How to nurture and grow an innovative marketing team in-house

People are often in the ‘business as usual’ mindset. How can a leader encourage employees to innovate without seeming like they’re dumping extra work onto the existing pile?

It’s important that leaders play to the strengths and passions of their employees. Tasks that are ill-fitted to an individual’s passions are more likely to be deemed as ‘extra work’. It’s also important that leaders clearly spell out how they envision the innovation will benefit the company and provide the necessary incentives to ensure it’s done well.

If innovation is seen as an add-on rather than an essential duty, it will be treated as such. Conversely, a team that understands the value of innovation will consider the time spent on it as valuable.

How should leaders carve out the time and space their team needs to innovate?

This can definitely be tricky. It’s imperative that you take an honest and thorough look at your resources and identify where efficiencies can be made, and where non-important work can be moved. It’s also critical that line managers are informed of any impact innovation could have on deliverables.

The resources you give should be dependent on how important the innovation is to the business, what the potential ROI could be, how long it could take and, of course, the level of internal expertise that already exists. Unfortunately, there are no hard and fast rules to this.

What’s the best way to decide your KPIs and objectives?

Innovation mustn’t be done for the sake of it. There must be clear, actionable and objective reasons or staff will sense the lack of direction and projects will stagnate and die. Identify the areas for improvement as a business and establish the importance of fixing them, then budget accordingly. For example, ask yourself ‘would this improve our ROI, reputation or staff retention?’.

How can you encourage staff to be braver with their ideas?

Through encouragement and incentives. If your feel staff are being too conservative, incentivise them with perks to turn up the dial. Also challenge them to take risks. Fostering healthy competition among staff can mean they find bolder ways to solve problems.

Sometimes it might be better to conduct innovation as a group, because of the complexity of what’s at hand and because they can feed off each other’s ideas and bravery. At other times it can be done individually. If you’re looking for individuals, a good innovator is curious, passionate, tenacious, charismatic and thinks laterally; they will be a great communicator and not afraid of rejection.

Some innovations fail. How should you justify the cost to your CEO and the board?

There’s no easy way to do this. Be transparent, honest and explain in detail why the plan couldn’t come to fruition. There’s always a risk of failure and it’s important that the board is aware of this. Innovation should be risky by nature, attempting to neuter innovation to ensure success will usually result in third-rate ideas that won’t have any impact on the organisation.

It’s important to share the same message with staff. Only through transparency will they feel they have the encouragement and support to take risks that may be necessary. You also have to make sure your team aren’t unreasonably blamed for delays or failings – motivation quickly drops when staff feel like they’ve been hung out to dry.

What type of leadership does innovation require?

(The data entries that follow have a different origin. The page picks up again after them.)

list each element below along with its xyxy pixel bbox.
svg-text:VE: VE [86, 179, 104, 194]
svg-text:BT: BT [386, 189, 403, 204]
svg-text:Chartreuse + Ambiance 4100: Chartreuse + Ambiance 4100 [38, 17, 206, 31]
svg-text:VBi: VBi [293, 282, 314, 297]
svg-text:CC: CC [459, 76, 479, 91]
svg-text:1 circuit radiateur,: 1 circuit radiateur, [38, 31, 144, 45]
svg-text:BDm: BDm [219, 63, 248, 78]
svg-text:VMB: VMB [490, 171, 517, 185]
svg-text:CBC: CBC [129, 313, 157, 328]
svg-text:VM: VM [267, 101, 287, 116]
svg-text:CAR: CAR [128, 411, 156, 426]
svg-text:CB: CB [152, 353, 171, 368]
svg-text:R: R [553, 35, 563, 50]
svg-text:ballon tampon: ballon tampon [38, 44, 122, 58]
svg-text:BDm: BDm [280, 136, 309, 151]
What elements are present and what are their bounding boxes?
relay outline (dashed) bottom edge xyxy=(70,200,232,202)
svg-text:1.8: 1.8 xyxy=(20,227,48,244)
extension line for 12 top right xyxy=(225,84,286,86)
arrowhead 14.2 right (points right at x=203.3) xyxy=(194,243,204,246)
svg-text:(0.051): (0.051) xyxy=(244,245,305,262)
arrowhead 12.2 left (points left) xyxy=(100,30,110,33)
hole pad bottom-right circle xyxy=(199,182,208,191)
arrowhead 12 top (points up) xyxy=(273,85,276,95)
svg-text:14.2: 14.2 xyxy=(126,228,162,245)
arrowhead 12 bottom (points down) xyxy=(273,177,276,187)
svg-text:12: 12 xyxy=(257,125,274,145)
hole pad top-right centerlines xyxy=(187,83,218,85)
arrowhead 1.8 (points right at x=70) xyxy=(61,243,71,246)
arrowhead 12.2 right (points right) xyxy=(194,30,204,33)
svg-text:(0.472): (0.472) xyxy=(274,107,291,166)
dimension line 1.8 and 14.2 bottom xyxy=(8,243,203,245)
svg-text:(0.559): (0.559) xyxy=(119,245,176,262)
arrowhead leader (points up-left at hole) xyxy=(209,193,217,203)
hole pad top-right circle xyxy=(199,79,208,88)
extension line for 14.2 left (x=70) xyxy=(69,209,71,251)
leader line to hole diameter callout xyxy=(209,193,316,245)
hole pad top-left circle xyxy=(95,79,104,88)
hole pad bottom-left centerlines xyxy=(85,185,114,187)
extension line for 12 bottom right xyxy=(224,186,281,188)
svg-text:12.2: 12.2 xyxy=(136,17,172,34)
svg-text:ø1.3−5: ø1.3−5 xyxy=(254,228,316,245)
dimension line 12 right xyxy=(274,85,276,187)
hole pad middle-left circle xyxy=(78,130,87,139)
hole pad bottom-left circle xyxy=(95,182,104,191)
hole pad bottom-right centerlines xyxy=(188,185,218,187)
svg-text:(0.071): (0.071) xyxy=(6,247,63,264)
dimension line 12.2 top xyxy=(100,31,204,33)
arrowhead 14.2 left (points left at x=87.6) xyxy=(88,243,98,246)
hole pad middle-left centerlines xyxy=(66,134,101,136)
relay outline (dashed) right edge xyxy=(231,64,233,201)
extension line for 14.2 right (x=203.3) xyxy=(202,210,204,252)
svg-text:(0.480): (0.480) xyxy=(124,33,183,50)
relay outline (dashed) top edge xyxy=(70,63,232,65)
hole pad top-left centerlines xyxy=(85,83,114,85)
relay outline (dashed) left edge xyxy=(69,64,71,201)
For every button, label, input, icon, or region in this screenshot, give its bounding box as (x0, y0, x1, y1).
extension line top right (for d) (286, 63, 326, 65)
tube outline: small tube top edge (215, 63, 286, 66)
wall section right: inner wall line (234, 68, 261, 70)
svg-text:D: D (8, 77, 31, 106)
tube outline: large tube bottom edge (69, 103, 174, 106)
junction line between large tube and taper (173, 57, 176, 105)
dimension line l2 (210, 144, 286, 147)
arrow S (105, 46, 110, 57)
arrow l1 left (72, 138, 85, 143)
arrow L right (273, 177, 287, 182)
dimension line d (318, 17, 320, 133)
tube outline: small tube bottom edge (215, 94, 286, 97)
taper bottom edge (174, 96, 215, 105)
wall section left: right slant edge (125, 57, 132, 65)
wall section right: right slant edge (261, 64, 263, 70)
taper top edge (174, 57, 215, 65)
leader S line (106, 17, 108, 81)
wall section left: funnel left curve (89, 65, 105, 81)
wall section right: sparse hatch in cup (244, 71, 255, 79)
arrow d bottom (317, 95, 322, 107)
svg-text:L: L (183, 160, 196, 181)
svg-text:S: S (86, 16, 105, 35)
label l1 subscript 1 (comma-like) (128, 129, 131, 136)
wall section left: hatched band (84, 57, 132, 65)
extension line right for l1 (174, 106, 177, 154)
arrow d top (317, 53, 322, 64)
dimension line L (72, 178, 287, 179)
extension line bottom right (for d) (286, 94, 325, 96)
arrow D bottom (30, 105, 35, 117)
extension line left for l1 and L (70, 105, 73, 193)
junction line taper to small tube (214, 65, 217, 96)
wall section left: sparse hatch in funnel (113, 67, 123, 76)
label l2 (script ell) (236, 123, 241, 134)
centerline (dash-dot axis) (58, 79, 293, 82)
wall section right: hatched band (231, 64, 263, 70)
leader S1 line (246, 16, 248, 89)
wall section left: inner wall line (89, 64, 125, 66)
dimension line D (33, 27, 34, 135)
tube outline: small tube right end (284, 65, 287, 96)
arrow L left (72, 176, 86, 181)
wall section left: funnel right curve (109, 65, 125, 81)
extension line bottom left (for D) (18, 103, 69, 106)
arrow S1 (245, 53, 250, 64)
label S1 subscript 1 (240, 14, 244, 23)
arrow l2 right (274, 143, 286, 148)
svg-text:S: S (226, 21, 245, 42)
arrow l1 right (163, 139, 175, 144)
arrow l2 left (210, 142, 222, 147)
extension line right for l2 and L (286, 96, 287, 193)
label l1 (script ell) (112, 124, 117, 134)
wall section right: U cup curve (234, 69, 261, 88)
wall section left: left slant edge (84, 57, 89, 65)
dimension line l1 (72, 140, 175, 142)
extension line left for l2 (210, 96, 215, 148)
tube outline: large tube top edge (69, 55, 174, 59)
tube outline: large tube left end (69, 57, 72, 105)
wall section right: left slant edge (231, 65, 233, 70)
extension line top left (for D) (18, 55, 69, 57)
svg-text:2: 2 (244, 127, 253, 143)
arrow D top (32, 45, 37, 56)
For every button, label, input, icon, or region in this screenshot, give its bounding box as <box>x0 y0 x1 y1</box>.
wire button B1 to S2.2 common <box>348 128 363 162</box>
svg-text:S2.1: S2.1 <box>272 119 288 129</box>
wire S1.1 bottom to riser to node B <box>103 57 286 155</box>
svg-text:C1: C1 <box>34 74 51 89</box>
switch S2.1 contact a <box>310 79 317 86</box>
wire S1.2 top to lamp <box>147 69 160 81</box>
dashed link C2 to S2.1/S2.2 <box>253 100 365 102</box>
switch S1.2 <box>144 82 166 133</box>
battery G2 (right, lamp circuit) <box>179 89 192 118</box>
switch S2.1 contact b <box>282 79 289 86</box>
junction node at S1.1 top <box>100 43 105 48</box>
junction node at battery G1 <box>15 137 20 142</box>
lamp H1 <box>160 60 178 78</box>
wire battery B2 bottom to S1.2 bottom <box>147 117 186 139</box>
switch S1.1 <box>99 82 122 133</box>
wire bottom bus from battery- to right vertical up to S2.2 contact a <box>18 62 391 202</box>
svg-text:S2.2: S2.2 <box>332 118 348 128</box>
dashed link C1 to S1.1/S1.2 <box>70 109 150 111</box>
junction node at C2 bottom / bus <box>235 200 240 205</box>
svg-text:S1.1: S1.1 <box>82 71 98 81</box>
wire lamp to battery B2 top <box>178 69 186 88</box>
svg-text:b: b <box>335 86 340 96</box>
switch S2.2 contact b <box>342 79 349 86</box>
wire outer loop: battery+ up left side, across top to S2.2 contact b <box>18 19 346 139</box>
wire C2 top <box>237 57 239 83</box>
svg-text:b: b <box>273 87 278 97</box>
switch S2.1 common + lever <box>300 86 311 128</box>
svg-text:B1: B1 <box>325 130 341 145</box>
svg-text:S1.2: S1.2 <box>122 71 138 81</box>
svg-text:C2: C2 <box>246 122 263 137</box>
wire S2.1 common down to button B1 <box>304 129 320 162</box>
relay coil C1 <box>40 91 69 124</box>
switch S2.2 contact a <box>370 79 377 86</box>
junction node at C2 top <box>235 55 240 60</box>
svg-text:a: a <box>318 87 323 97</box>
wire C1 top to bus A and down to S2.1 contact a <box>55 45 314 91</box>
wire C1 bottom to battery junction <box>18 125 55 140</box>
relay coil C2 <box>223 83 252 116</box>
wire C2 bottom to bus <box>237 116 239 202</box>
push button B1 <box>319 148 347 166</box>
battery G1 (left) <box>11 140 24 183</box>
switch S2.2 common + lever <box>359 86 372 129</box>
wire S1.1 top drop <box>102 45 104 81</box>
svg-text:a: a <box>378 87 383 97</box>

This can only be achieved with strong, determined and charismatic leaders who aren’t uncomfortable with hearing no. It’s about having leaders whose teams are comfortable pushing back and knowing there won’t be repercussions. It goes back to that mentality of hiring a team that’s smarter than you. But don’t stop there; allow them to challenge you and use the brains you hired.

How can you improve employees’ engagement 
in innovation?

Foster transparency around day-to-day objectives. Put mechanisms in place to communicate updates about projects and deadlines. Give employees access to information around what their co-workers and leaders are working on and how they fit into the puzzle. This type of visibility is an effective unifier – it encourages teamwork, promotes better working relationships and collaboration, and aligns the team toward one goal.

Employees don’t want to simply be a means to an end. They want to know the ‘why’ behind their jobs and how their work contributes to the bigger picture. The key is to clearly indicate the benefit to the company. Provide the individual or group with the tools to complete the task; support them throughout, encourage them, celebrate successes and commiserate failures.